Texte intégral
COUR D'APPEL
D'ANGERS
recours honoraires avocat
Ordonnance n° 22/20
AFFAIRE N° : N° RG 21/01240 - N° Portalis DBVP-V-B7F-E2SJ
Recours sur décision du Bâtonnier d'Angers
en date du 30 avril 2020
ORDONNANCE DU PREMIER PRÉSIDENT
RECOURS SUR HONORAIRES de L'AVOCAT
29 Juin 2022
APPELANTE :
Madame [R] [U] [K]
[Adresse 1]
[Localité 4]
Comparante en personne
INTIMÉ :
Maître [H] [F]
[Adresse 2]
[Localité 3]
Comparant en personne
Après débats à l'audience publique du 23 Mars 2022 au cours de laquelle nous étions assistée de Magali GOUBET, greffier, il a été indiqué que la décision serait prononcée le 4 mai 2022. Délibéré prorogé au 29 Juin 2022, par mise à disposition au greffe de la cour, les parties ayant été préalablement avisées dans les conditions de l'article 450 du code de procédure civile.
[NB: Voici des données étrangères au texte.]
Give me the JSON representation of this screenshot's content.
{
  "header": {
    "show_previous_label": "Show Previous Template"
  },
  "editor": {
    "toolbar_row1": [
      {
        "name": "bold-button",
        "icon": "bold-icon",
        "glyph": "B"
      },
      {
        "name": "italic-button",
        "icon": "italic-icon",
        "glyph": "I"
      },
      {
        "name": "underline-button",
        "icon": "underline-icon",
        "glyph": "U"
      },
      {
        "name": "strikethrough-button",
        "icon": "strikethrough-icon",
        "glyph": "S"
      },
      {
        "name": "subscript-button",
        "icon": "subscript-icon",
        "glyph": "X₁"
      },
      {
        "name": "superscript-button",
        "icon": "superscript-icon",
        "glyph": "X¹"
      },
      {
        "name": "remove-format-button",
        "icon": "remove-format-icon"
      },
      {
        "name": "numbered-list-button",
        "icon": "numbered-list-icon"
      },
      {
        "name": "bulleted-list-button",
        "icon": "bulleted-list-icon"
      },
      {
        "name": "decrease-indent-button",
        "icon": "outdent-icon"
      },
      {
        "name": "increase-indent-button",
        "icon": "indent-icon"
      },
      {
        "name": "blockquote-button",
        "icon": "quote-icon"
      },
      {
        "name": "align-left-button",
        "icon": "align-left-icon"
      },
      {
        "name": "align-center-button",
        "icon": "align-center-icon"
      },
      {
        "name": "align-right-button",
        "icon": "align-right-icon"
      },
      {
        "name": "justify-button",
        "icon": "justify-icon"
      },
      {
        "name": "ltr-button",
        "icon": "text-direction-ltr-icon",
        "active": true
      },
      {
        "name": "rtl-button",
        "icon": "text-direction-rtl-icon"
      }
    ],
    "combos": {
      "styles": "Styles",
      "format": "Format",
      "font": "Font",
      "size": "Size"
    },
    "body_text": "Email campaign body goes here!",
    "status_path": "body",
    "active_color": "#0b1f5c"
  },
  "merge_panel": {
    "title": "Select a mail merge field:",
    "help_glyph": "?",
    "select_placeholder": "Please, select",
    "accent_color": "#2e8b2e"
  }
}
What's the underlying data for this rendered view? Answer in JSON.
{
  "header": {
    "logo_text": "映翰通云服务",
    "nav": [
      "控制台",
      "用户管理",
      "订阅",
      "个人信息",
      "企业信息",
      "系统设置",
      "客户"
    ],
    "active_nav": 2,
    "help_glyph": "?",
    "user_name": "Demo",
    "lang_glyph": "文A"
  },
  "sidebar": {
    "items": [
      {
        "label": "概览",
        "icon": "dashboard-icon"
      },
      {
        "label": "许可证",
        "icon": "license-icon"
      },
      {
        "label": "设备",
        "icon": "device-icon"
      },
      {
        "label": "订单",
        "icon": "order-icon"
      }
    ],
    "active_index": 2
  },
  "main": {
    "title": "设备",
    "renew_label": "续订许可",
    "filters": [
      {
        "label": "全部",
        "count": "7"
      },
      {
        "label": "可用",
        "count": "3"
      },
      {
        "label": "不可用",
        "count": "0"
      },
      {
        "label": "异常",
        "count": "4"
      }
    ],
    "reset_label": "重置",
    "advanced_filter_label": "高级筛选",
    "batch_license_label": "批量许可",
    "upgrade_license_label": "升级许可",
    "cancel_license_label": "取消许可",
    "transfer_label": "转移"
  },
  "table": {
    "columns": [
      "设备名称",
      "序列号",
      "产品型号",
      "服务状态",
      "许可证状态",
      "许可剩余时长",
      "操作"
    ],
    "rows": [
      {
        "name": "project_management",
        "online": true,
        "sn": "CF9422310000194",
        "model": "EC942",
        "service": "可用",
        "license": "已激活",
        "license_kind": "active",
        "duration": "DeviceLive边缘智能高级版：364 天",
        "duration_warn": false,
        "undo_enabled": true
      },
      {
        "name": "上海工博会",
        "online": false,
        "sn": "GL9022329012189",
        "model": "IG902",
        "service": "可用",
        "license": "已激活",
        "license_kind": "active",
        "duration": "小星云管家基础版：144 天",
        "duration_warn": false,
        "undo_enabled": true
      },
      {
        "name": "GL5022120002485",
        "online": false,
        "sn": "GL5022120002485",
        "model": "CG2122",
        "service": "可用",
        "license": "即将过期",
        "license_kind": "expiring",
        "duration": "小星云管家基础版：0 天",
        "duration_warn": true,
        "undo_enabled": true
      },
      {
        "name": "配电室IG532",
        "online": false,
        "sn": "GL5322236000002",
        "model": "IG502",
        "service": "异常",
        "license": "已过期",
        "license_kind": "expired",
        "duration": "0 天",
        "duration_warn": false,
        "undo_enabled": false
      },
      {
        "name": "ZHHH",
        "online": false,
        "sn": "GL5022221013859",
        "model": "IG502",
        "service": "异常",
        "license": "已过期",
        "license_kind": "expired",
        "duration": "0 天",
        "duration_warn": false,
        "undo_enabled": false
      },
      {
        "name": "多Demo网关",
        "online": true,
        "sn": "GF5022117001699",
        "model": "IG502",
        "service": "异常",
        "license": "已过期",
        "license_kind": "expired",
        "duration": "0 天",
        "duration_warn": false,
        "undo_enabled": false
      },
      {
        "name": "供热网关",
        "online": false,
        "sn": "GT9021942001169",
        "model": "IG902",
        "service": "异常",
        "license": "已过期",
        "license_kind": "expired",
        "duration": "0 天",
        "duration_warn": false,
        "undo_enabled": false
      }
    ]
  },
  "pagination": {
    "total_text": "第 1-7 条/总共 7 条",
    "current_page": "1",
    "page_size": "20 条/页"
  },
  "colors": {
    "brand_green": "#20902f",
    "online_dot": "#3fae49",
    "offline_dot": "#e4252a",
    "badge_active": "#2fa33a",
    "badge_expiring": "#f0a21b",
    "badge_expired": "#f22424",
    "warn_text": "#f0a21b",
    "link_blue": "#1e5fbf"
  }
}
Signée par CatheriNE MICHELOD, présidente de chambre, et Magali GOUBET, greffier auquel la minute de la décision a été remise par le magistrat signataire.
FAITS ET PROCEDURE
Par lettre recommandée expédiée le 22 mai 2021, Mme [R] [U] [K] a saisi le Premier président de la cour d'appel d'Angers d'une contestation de la décision rendue par le bâtonnier de l'ordre des avocats du barreau d'Angers le 30 avril 2021.
Cette décision a fixé le montant des honoraires dus à Maître [H] [F] à la somme totale de 2.377,20 euros TTC soit, au titre de la facture n° 20201507 du 31 juillet 2020 pour un montant de 1.279,20 euros TTC et au titre d'une facture n° 202054 du 9 octobre 2020 pour un montant de 1.098 euros TTC.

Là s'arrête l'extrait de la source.